New research sheds light on how parents’ tendency to be overly anxious and protective affects their child’s academic performance in college. The study, published in the Journal of Social and Personal Relationships, identifies several interpersonal and intrapersonal processes that play a key role in linking parental overprotection to reduced academic confidence.
“I became interested in overparenting (or helicopter parenting as it is commonly known) and its link with college student academic adjustment for two reasons,” said lead author Mary B. Eberly Lewis, an associate professor at Oakland University in Rochester, Michigan.
“First, in my role as the chief academic advisor for my department for nearly 19 years, I met with many students who were fearful of making decisions about future classes or opportunities without parental input, students who felt responsible for their parents’ well-being, or students who had parents come with them to advising appointments and who asked the majority of the questions. I speculated that parents’ intrusiveness and hovering were undermining college students’ progress.”
“Second, I have a scholarly interest in parenting adolescents and emerging adults as the characteristics of those relationships can be a strong foundation from which youth can launch or can become an impediment that undermines their maturation,” Eberly Lewis explained.
Past research has looked at how different factors, such as a parent’s tendency to be overprotective, can affect a young adult’s development. For their new study, Eberly Lewis and her colleagues sought to examine how multiple factors could all impact a college student’s academic confidence. They proposed a model where a parent’s anxious overprotective parenting could negatively affect a student’s psychological distress and self-regulation via perceived hostility, which in turn affects their academic confidence.
The study involved 967 young adults, most of whom were women, with an average age of 18.71 years old. They were in either their first or second year of college and were recruited from introductory psychology classes at three universities in the Midwest and South regions of the United States.
More than half of the participants (60.3%) reported that they were from families where both of their parents were still married. About 12.3% of participants reported that their parents were never married, while 10.5% had parents who were divorced or separated and not remarried. Another 11.6% had divorced parents where at least one parent was remarried, and 3.3% had only one parent because the other had passed away.
In the study, the students completed assessments of academic adjustment, academic efficacy, and confidence in graduation. These three measures were combined into an academic confidence score. The students also completed measures of depressive symptoms, short-term and long-term self-regulation, anxious overprotective parenting, and parental hostility.
College students who reported heightened depressive symptoms and lower levels of self-regulation tended to have lower academic confidence.
Importantly, the researchers found that anxious overprotective parenting was associated with various indirect effects that negatively impacted a college student’s academic confidence. For example, mothers and fathers perceived to be high in anxious overprotective parenting also tended to be perceived as more hostile. This, in turn, predicted lower self-regulation in college students. Paternal hostility was also associated with increased depression.
“Parents who overprotect tend to treat their emerging adult offspring as young children — working to solve their problems, meddling in their personal business, involving themselves in their college students’ relationships, and structuring their adult children’s lives,” Eberly Lewis told PsyPost.

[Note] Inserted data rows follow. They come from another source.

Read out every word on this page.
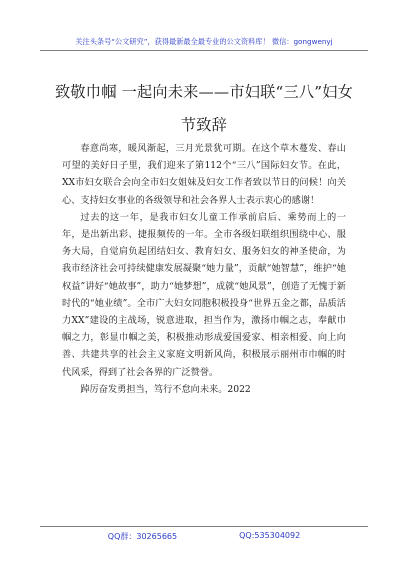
关注头条号“公文研究”，获得最新最全最专业的公文资料库！ 微信：gongwenyj
致敬巾帼 一起向未来——市妇联“三八”妇女节致辞

春意尚寒，暖风渐起，三月光景犹可期。在这个草木蔓发、春山可望的美好日子里，我们迎来了第112个“三八”国际妇女节。在此，XX市妇女联合会向全市妇女姐妹及妇女工作者致以节日的问候！向关心、支持妇女事业的各级领导和社会各界人士表示衷心的感谢！

过去的这一年，是我市妇女儿童工作承前启后、乘势而上的一年，是出新出彩、捷报频传的一年。全市各级妇联组织围绕中心、服务大局，自觉肩负起团结妇女、教育妇女、服务妇女的神圣使命，为我市经济社会可持续健康发展凝聚“她力量”，贡献“她智慧”，维护“她权益”讲好“她故事”，助力“她梦想”，成就“她风景”，创造了无愧于新时代的“她业绩”。全市广大妇女同胞积极投身“世界五金之都，品质活力XX”建设的主战场，锐意进取，担当作为，激扬巾帼之志，奉献巾帼之力，彰显巾帼之美，积极推动形成爱国爱家、相亲相爱、向上向善、共建共享的社会主义家庭文明新风尚，积极展示丽州市巾帼的时代风采，得到了社会各界的广泛赞誉。

踔厉奋发勇担当，笃行不怠向未来。2022

QQ群：30265665	QQ:535304092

“Our study showed that when this overprotectiveness is coupled with hostility, that is, criticism, insults, frequent disagreements, and angry interactions during the transition to college, college students, in essence, shut down. They become depressed and unable to be planful, persistent, and follow through with tasks, which in turn, undermines their belief in being academically successful.”
But the study, like all research, includes some caveats.
“The main caveat of the study is that the constructs we studied co-occur or are associated, but we cannot be certain about the causal links among them,” Eberly Lewis explained. “It could be that if college student performance and adjustment are low, parents might respond to their lack of progress with overprotectiveness and anger. Determining the direction of effects would certainly be a next step for a longitudinal study.”
“Other questions include who are the parents that are more likely to engage in overprotective parenting – are there certain personality attributes or environmental conditions that enhance such behavior? How do parents convey overprotectiveness through telephone calls and texting, particularly if their college student is living away at university? Other questions might address family contexts, such as parental divorce, single-parenthood, or marital conflict. This is a relatively recent area of research, so there are likely many more questions that can be examined.”
“Although I was the first author of this particular paper, the study, itself, is a collaborative effort with Professors Meredith McGinley (University of Wisconsin-Parkside) and Wendy Rote (University of South Florida),” Eberly Lewis added. “They, too, have intriguing perspectives for examining data from the larger study. I also must extend my appreciation for my graduate student, Justin Slater, and the many undergraduate students, particularly Maxine Toukhanian, for their assistance.”
The study, “Understanding the Link Between Anxious Parental Overprotection and Academic Confidence in Emerging Adults: Mediation through Interpersonal and Intrapersonal Processes“, was authored by Mary B. Eberly Lewis, Justin J. Slater, Meredith McGinley and Wendy M. Rote.